A dar ragione alle considerazioni del direttore del Guardian sembrano arrivare i risultati degli abbonamenti del sito web del Newsday, popolare tabloid statunitense, il cui editore ha rivelato che solo 35 persone si sono abbonate all’edizione online da quando i contenuti sono diventati a pagamento! Fra pagare tutto e pagare nulla, il Financial Times avrebbe intenzione di introdurre un abbonamento giornaliero per la lettura degli articoli del suo sito Intenet.
La testata finanziaria anglosassone, in relazione a questa formula, sta studiando un metodo di micro-pagamenti che dovrebbe agevolare l’utenza nell’utilizzo dei contenuti non-free.“Perché” ha precisato il direttore generale di Ft.com (sito on line del quotidiano)“è facile ipotizzare che ci siano molte persone disponibili a pagare per un singolo giorno, ma che non lo sono se devono sottoscrivere un abbonamento a un anno intero”. Il problema delle “news online a pagamento” è in continua evoluzione.

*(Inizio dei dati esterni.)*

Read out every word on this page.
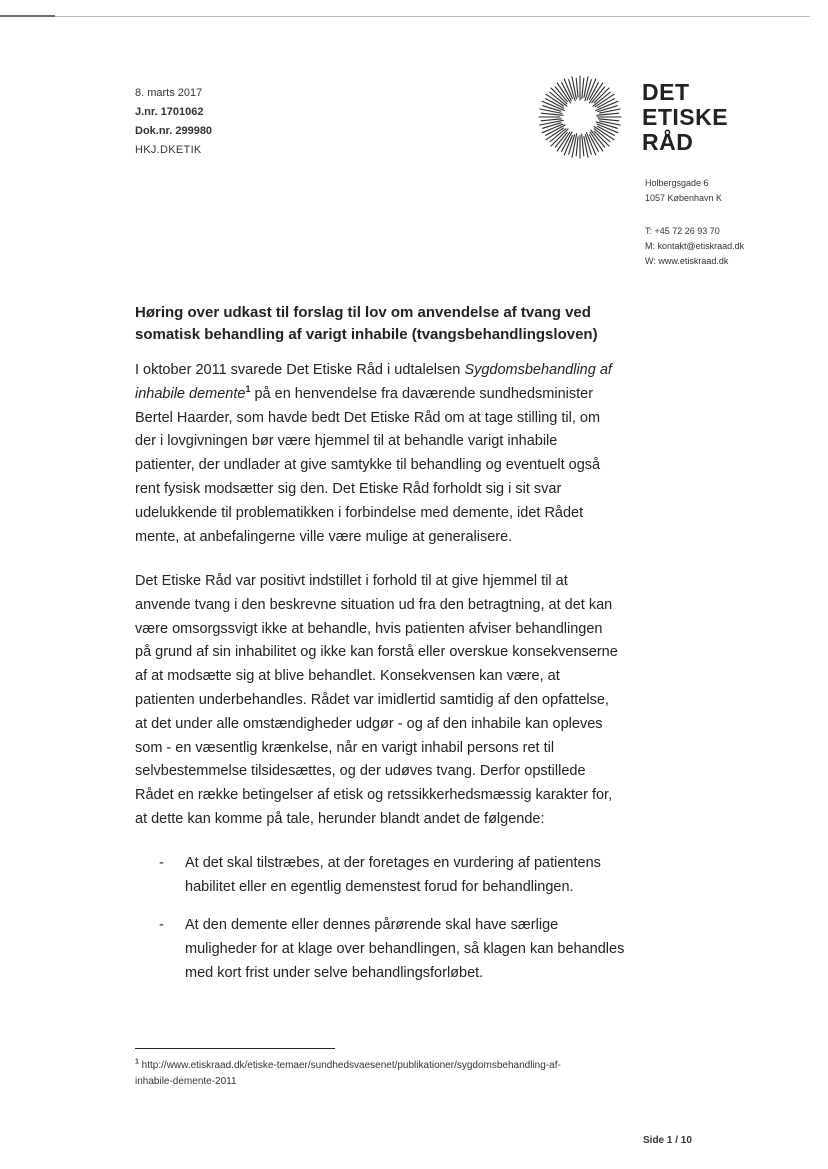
8. marts 2017
J.nr. 1701062
Dok.nr. 299980
HKJ.DKETIK
DET
ETISKE
RÅD
Holbergsgade 6
1057 København K
T: +45 72 26 93 70
M: kontakt@etiskraad.dk
W: www.etiskraad.dk
Høring over udkast til forslag til lov om anvendelse af tvang ved
somatisk behandling af varigt inhabile (tvangsbehandlingsloven)
I oktober 2011 svarede Det Etiske Råd i udtalelsen Sygdomsbehandling af
inhabile demente$^1$ på en henvendelse fra daværende sundhedsminister
Bertel Haarder, som havde bedt Det Etiske Råd om at tage stilling til, om
der i lovgivningen bør være hjemmel til at behandle varigt inhabile
patienter, der undlader at give samtykke til behandling og eventuelt også
rent fysisk modsætter sig den. Det Etiske Råd forholdt sig i sit svar
udelukkende til problematikken i forbindelse med demente, idet Rådet
mente, at anbefalingerne ville være mulige at generalisere.
Det Etiske Råd var positivt indstillet i forhold til at give hjemmel til at
anvende tvang i den beskrevne situation ud fra den betragtning, at det kan
være omsorgssvigt ikke at behandle, hvis patienten afviser behandlingen
på grund af sin inhabilitet og ikke kan forstå eller overskue konsekvenserne
af at modsætte sig at blive behandlet. Konsekvensen kan være, at
patienten underbehandles. Rådet var imidlertid samtidig af den opfattelse,
at det under alle omstændigheder udgør - og af den inhabile kan opleves
som - en væsentlig krænkelse, når en varigt inhabil persons ret til
selvbestemmelse tilsidesættes, og der udøves tvang. Derfor opstillede
Rådet en række betingelser af etisk og retssikkerhedsmæssig karakter for,
at dette kan komme på tale, herunder blandt andet de følgende:
- At det skal tilstræbes, at der foretages en vurdering af patientens
habilitet eller en egentlig demenstest forud for behandlingen.
- At den demente eller dennes pårørende skal have særlige
muligheder for at klage over behandlingen, så klagen kan behandles
med kort frist under selve behandlingsforløbet.
$^1$ http://www.etiskraad.dk/etiske-temaer/sundhedsvaesenet/publikationer/sygdomsbehandling-af-
inhabile-demente-2011
Side 1 / 10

E se all’estero le più importanti testate approfondiscono tutte le possibili soluzioni, in Italia, non si è da meno. L’ultimo a intervenire in materia è stato Carlo De Benedetti, presidente del Gruppo L’Espresso, che al Sole 24 Ore ha detto “la Rete non può restare un Far West senza regole dove tuttoè gratis e la pirateria non è un reato”. Ma se gli utenti si sono “abituati a beneficiare di ogni contenuto informativo a titolo gratuito sarà bene che, in futuro, davanti a un buon prodotto capiscano cheè ragionevole pagarlo, sia che se ne fruisca sul cellulare, sia online”.